Theme: 100 Years of Asian Women's Resistance: Rights, Empowerment and Liberation

Objectives:

  1. To commemorate and celebrate the centenary of the International Toiling Women’s Day, gather Asian women from various sectors (formal and informal workers, peasants and agricultural workers, indigenous women, Dalits, pastoralists, fisherfolk, migrants, minorities, etc) to discuss and share new trends, emerging issues and challenges;
  2. To share strategies and draw lessons on women's resistance and movements from different countries;
  3. To develop new strategies forging greater unity and cooperation in resisting globalization at the local and regional and inter-regional levels;
  4. Strengthen women’s solidarity to reclaim our rights.

Content:

  1. New trends, emerging issues and challenges of gender and rights oppression / violence being experienced by women in Asia as a result of the intensifying crisis
  2. Various resistance and lessons (strengths and weaknesses) in the women's movement; including sectoral resistance i.e. peasant women's struggle, indigenous/Dalit women's struggle; workers’ struggle, etc.
  3. New strategies and alternatives for stronger regional and inter-regional unity and linking with international women's organizations (i.e. International Women's Alliance).

>About the Conference

Asian women leaders and representatives from various sectors (formal and informal workers, peasants and agricultural workers, indigenous women, Dalits, pastoralists, fisherfolk, migrants, minorities, etc), including support groups, academia and other stakeholders working on women’s rights and issues will take part in the 2-day conference to be held on 29-30 March 2011 in Tamil Nadu, India.

As build-up activity for the conference, coordinated national actions will be held on March 8. The groups will bring their messages to the regional conference in India.

The conference will have panel discussions, simultaneous workshops, speak outs and skills-sharing. A public meeting will also be held on March 31 2011.

Day 1 will focus on the theme: Trends, Emerging Issues and Impact; and the Various Resistance, Challenges and Lessons in the women’s movements and sectors. Presentations and workshops will tackle the issues of:

  1. Migration, workers and the global economic crisis
  2. Climate change
  3. Corporate control on land and resources
  4. War and militarisation
  5. Ethnic and class conflicts
  6. Sexual and reproductive health and rights

Day 2 will revolve around Developing New Strategies and Alternatives for stronger regional and inter-regional unities of women’s organisations and movements.

Proponent

The Steering Committee (SC) of the Asian Rural Women’s Coalition (ARWC) is organising this activity and the Society for Rural Education and Development (SRED) as its local host in India.

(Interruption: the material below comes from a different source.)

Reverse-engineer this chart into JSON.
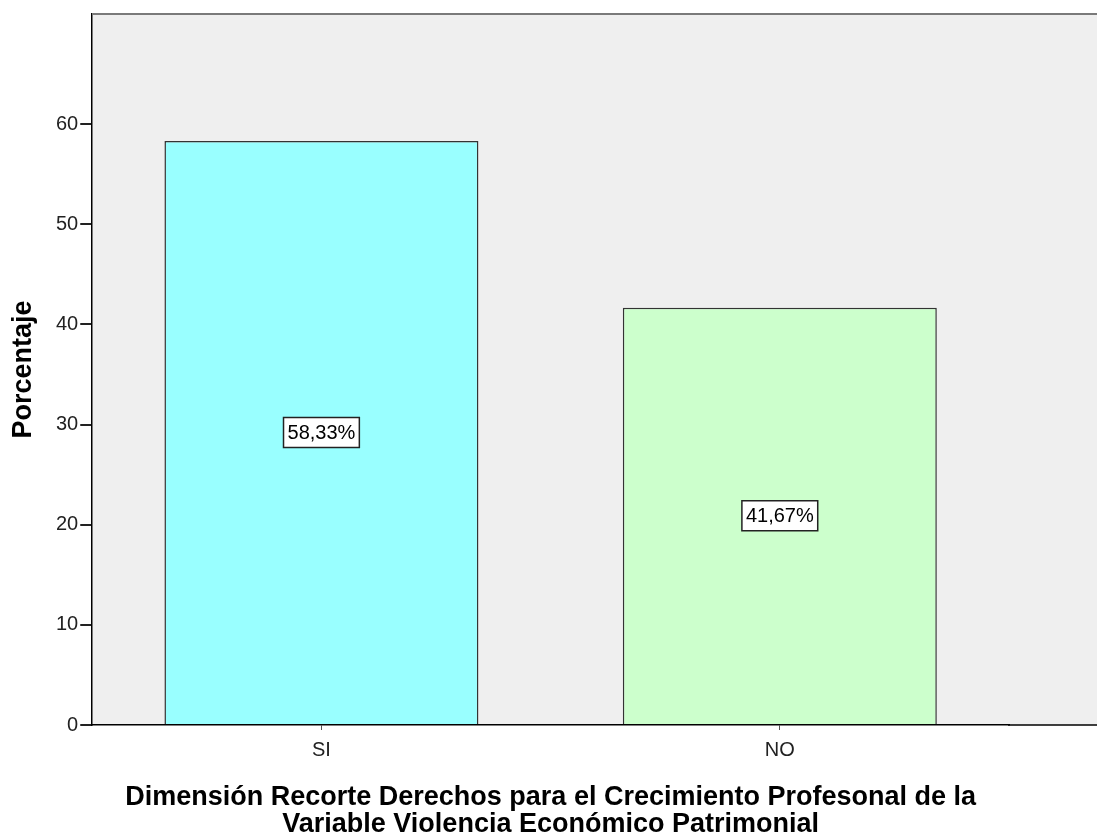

The SC ARWC is composed of 12 member groups of national formations/alliances and regional organisations working on women’s issues on various fronts. The SC members include national alliances: Tamil Nadu Women's Forum (TNWF) and Society for Rural Education and Development (SRED) in India; Tenaganita in Malaysia; Human Development Organization (HDO) in Sri Lanka; INNABUYOG and GABRIELA National Alliance of Women's Organization in the Philippines; and the All Nepal Women's Alliance (ANWA) in Nepal. Regional network include Asia Pacific Forum on Women, Law and Development (APWLD), Asian-Pacific Resource and Research Centre for Women (ARROW), Committee for Asian Women (CAW), Coordination of Action Research on AIDS and Mobility (CARAM Asia); the International Movement Against All Forms of Discrimination and Racism (IMADR) and Pesticide Action Network Asia and the Pacific (PAN AP).

For more information: Email: secretariat@asianruralwomen.net
www.asianruralwomen.net

 

_____________________________________

1 Liza Maza, “Moving Forward the Militant Global Women's Movement in the 21st Century”, Keynote Address at the Montreal International Women's Conference, August 13-15, 2010 (Canada).